El mayor problema de esa pretendida simplicidad es caer en la nadería, algo que a González Iglesias le pasa a menudo en las páginas de su último libro, Confiado (Visor, premio Ciudad de Melilla, por cierto, el tercero de Visor que su autor se mete en el bolsillo, si no me falla la cuenta). De un poema como “Nuestra Península” lo mejor que puede decirse es que es un apunte para un poema, aunque no pueda uno muy bien imaginarse qué poema sería ese. “Estación de Austerlitz” es una variación al tema viejo del mirón, pero sin nada que haga que el poema levante el vuelo. En el “Elogio de la biblioteca pública” no se sabe muy bien dónde está el elogio, ni el poema. “Teoría del regalo” es un elogio del hacerse regalos que, con un par de rimas bien puestas, hubiera firmado Campoamor en cualquier abanico. La lista de inanidades, de poemas que provocan un gesto algo atónito de “pues vale”, es larga. Valga como ejemplo el poema “Dos asuntos”:
Estuve años meditando en torno
al poder.
Lo dejé. Tuve que reflexionar
sobre el mal.
Una mujer me dijo: no son cosas
tan distintas.
La verdad es que parece complicado ser más soso y más simple sin dejar de ser, de un modo algo retorcido, pretencioso. El asunto de este libro de González Iglesias es que el mundo está bien hecho: bucear media horita proporciona eternidad, si te despiertas junto a un rubiales treintañero eres afortunado, y todo lo hermoso del mundo se concentra en morder una manzana:
Un hombre joven muerde una manzana.
A pesar del volumen de la radio
que habla de fútbol, a pesar del ruido
del motor, de la gente que habla dentro
del autobús, cada mordisco deja
oír el casi rugido
con que los dientes entran en la carne
extraña de la fruta, reiterando
su despreocupación, su confianza
en el tiempo que tiene por delante.
Y uno no puede dejar de admirar la despreocupación del protagonista del poema (aunque se pregunte qué tiene de raro la carne de la manzana), pero espera un poco más de un poeta talentoso como sin duda es González Iglesias. El mayor problema de este libro es que pone como meta (la contemplación del instante, digamos, la capacidad de descubrir la hermosura del mundo en lo mínimo) lo que en un poeta debe ser el punto de partida: la capacidad de observación absoluta, de atención, de contemplación.
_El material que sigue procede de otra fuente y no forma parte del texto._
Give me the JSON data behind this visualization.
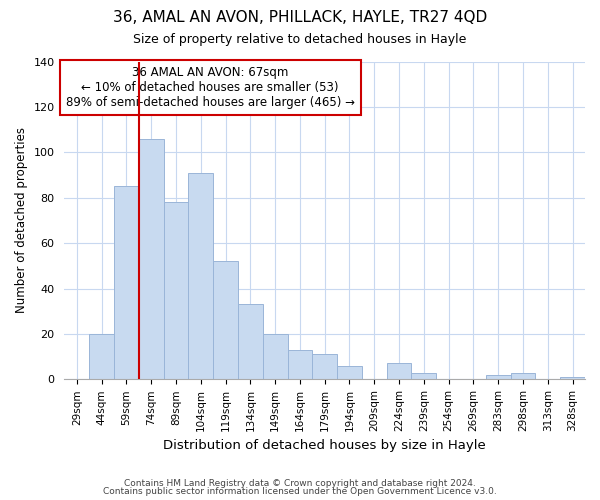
{
  "title": "36, AMAL AN AVON, PHILLACK, HAYLE, TR27 4QD",
  "subtitle": "Size of property relative to detached houses in Hayle",
  "xlabel": "Distribution of detached houses by size in Hayle",
  "ylabel": "Number of detached properties",
  "bar_color": "#c8daf0",
  "bar_edge_color": "#9ab5d8",
  "categories": [
    "29sqm",
    "44sqm",
    "59sqm",
    "74sqm",
    "89sqm",
    "104sqm",
    "119sqm",
    "134sqm",
    "149sqm",
    "164sqm",
    "179sqm",
    "194sqm",
    "209sqm",
    "224sqm",
    "239sqm",
    "254sqm",
    "269sqm",
    "283sqm",
    "298sqm",
    "313sqm",
    "328sqm"
  ],
  "values": [
    0,
    20,
    85,
    106,
    78,
    91,
    52,
    33,
    20,
    13,
    11,
    6,
    0,
    7,
    3,
    0,
    0,
    2,
    3,
    0,
    1
  ],
  "ylim": [
    0,
    140
  ],
  "yticks": [
    0,
    20,
    40,
    60,
    80,
    100,
    120,
    140
  ],
  "marker_color": "#cc0000",
  "annotation_title": "36 AMAL AN AVON: 67sqm",
  "annotation_line1": "← 10% of detached houses are smaller (53)",
  "annotation_line2": "89% of semi-detached houses are larger (465) →",
  "annotation_box_color": "#ffffff",
  "annotation_box_edgecolor": "#cc0000",
  "footer1": "Contains HM Land Registry data © Crown copyright and database right 2024.",
  "footer2": "Contains public sector information licensed under the Open Government Licence v3.0.",
  "background_color": "#ffffff",
  "grid_color": "#c8d8f0"
}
Cuando el punto de partida se convierte en la meta, ocurre lo que aquí: la simplonería.Una simplonería aderezada por una felicidad muy burguesa (es un detalle al margen, pero no puedo evitar preguntarme cuál es la visión del mundo de alguien que dedica un poema “Para los Duques de Soria”, anteponiendo el tal ducado al nombre de los destinatarios del poema), ajena a cualquier tipo de inteligencia (me remito de nuevo a “Dos asuntos”) y que remite a un clasicismo convenientemente podado (el clasicismo de quien, pongamos, disfrutaba de tener esclavos, no el de quien lo era).
A uno la realidad le pide felicidad, pero una felicidad un poco más compleja. González Iglesias ha escrito un buen puñado de buenos poemas que le justifican, pero más allá de un trato claro con el lenguaje, que sin duda tiene, hay que pedirle mucho más. El protagonista de Confiado no se sabe muy bien en qué mundo vive. Y eso le condena a una inanidad indolente, sosa y aburrida, a una felicidad de anuncio de Ikea y escaparate de Galerías Preciados (sí: ya sé que ya no existen).